Kai gets into a heated argument with Mason after learning that he intends to kill a colonist without testing her for disease. Their argument is interrupted when Kai spots a returning, exhausted Sam and runs to him, but Mason promptly knocks her out. When Sam awakens, he finds Mason has taken over and plans to make harsh changes. Sam explains that the cannibals are coming and that there is a thawed-out area they should flee to. Mason does not believe him, thinking he has become unhinged by his ordeal, and handcuffs him to a bed. Sam is able to get free and checks images from a functioning satellite to locate the thawed-out zone. Then the cannibals arrive. Many of the Colony 7 inhabitants are killed, including Sam's friend Viktor. The survivors lock themselves in a room. Sam and Kai bang on the door, but Mason will not let them in. Briggs' daughter Nara knocks Mason down and lets them in. Sam opens a vent for an escape route. The wounded Mason stays behind and, when the cannibals break in, shoots a propane container, causing an explosion that kills presumably all but the leader. The cannibals' leader pursues and attacks Sam, but Sam is able to kill him. Then he, Kai, Nara and a few others begin their journey to the thawed-out site with the precious seeds.

==Production==
The film was shot at CFB North Bay using former NORAD facilities and at the R. L. Hearn Generating Station in Toronto.

==Reception==
Rotten Tomatoes gives the film a score of 18% based on reviews from 33 critics, and a rating average of 4 out of 10. The consensus states "A formulaic sci-fi thriller, The Colony features clichéd dialogue, cheesy special effects, and underdeveloped characters." Critics considered the film to consist of old science fiction ideas. Peter Howell of the Toronto Star noted it could "show investors how well Canadians can mimic Hollywood blockbusters, decent CGI and all, using a fraction of the budget". Jay Stone of Postmedia deemed the film had "too many clichés ... and half-developed characters to make us care enough." The Globe and Mails Liam Lacey also panned the recycled nature of the plot, although noting the scenes appeared to be "authentically chilly throughout".

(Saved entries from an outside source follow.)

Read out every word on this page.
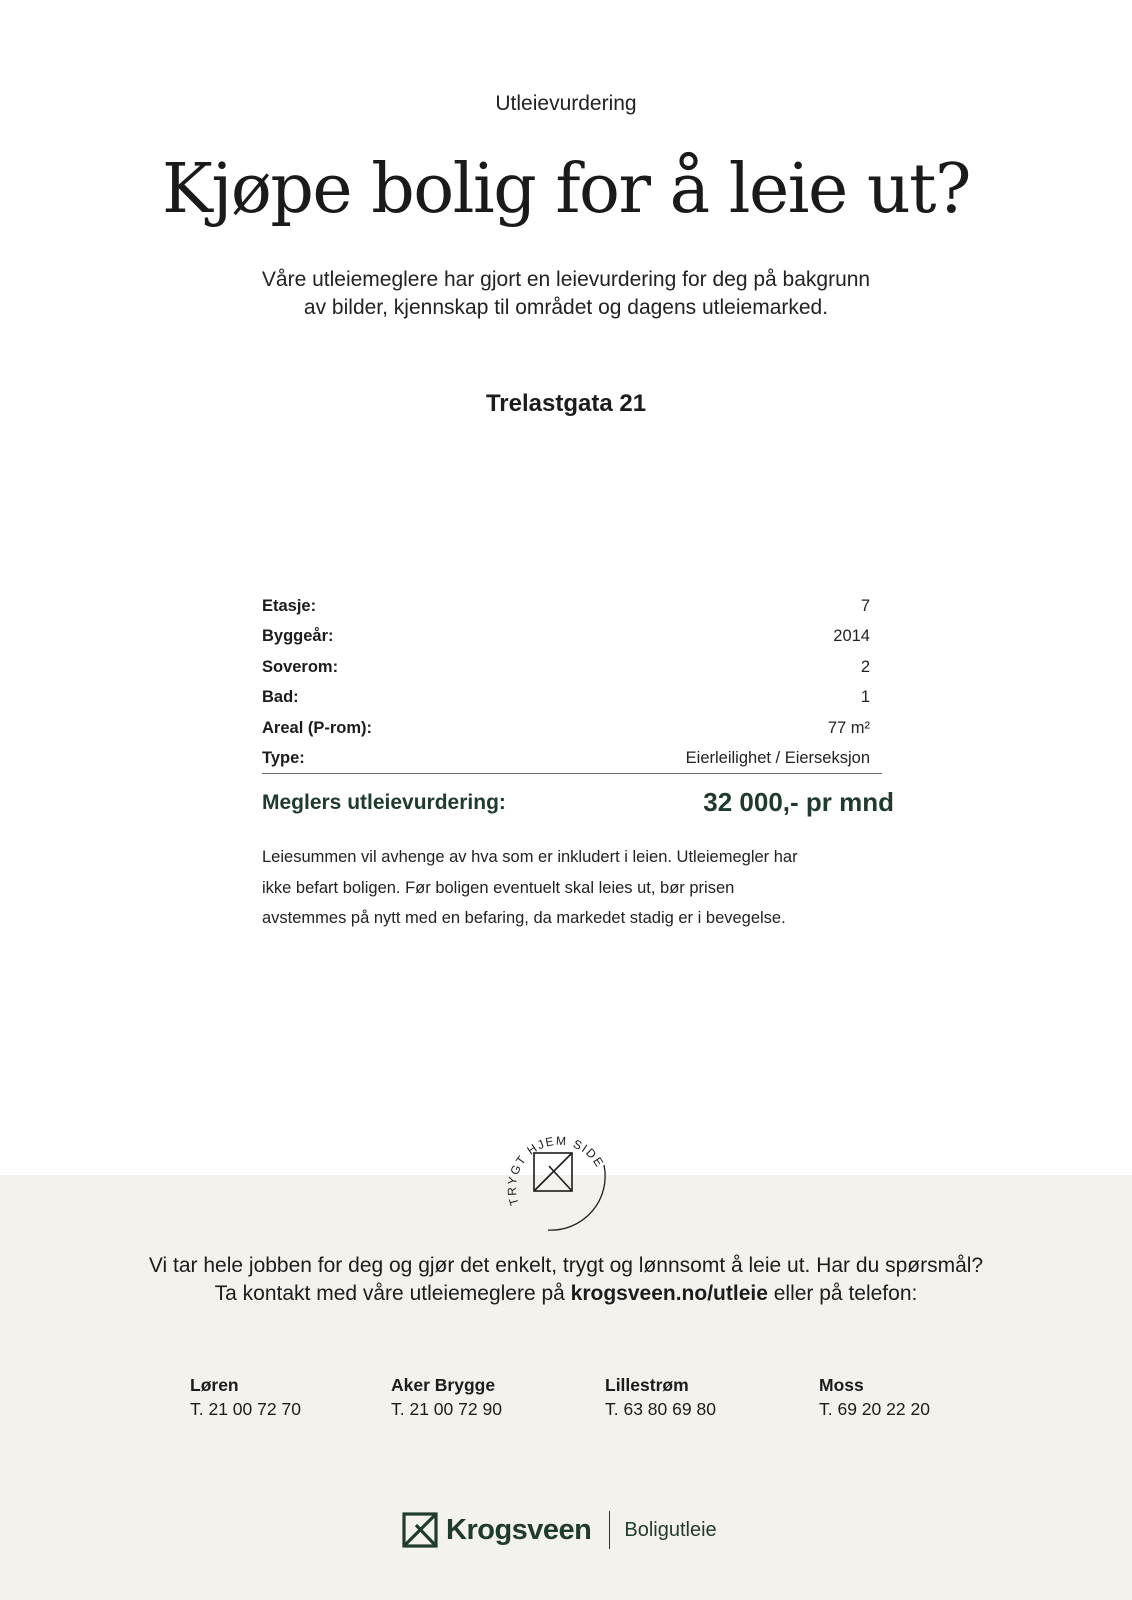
Utleievurdering
Kjøpe bolig for å leie ut?
Våre utleiemeglere har gjort en leievurdering for deg på bakgrunn
av bilder, kjennskap til området og dagens utleiemarked.
Trelastgata 21
Etasje:	7
Byggeår:	2014
Soverom:	2
Bad:	1
Areal (P-rom):	77 m²
Type:	Eierleilighet / Eierseksjon
Meglers utleievurdering:	32 000,- pr mnd
Leiesummen vil avhenge av hva som er inkludert i leien. Utleiemegler har
ikke befart boligen. Før boligen eventuelt skal leies ut, bør prisen
avstemmes på nytt med en befaring, da markedet stadig er i bevegelse.
TRYGT HJEM SIDE
Vi tar hele jobben for deg og gjør det enkelt, trygt og lønnsomt å leie ut. Har du spørsmål?
Ta kontakt med våre utleiemeglere på krogsveen.no/utleie eller på telefon:
Løren
T. 21 00 72 70
Aker Brygge
T. 21 00 72 90
Lillestrøm
T. 63 80 69 80
Moss
T. 69 20 22 20
Krogsveen Boligutleie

The film received two Canadian Screen Award nominations at the 2nd Canadian Screen Awards in 2014, for Best Costume Design (Lea Carlson) and Best Makeup (Louise Mackintosh, Peggy Kyriakidou and Shauna Llewellyn).

==Home media==
The Colony was released on DVD and Blu-ray on 27 August 2013 in Canada, 15 October 2013 in the United States and 20 January 2014 in the United Kingdom.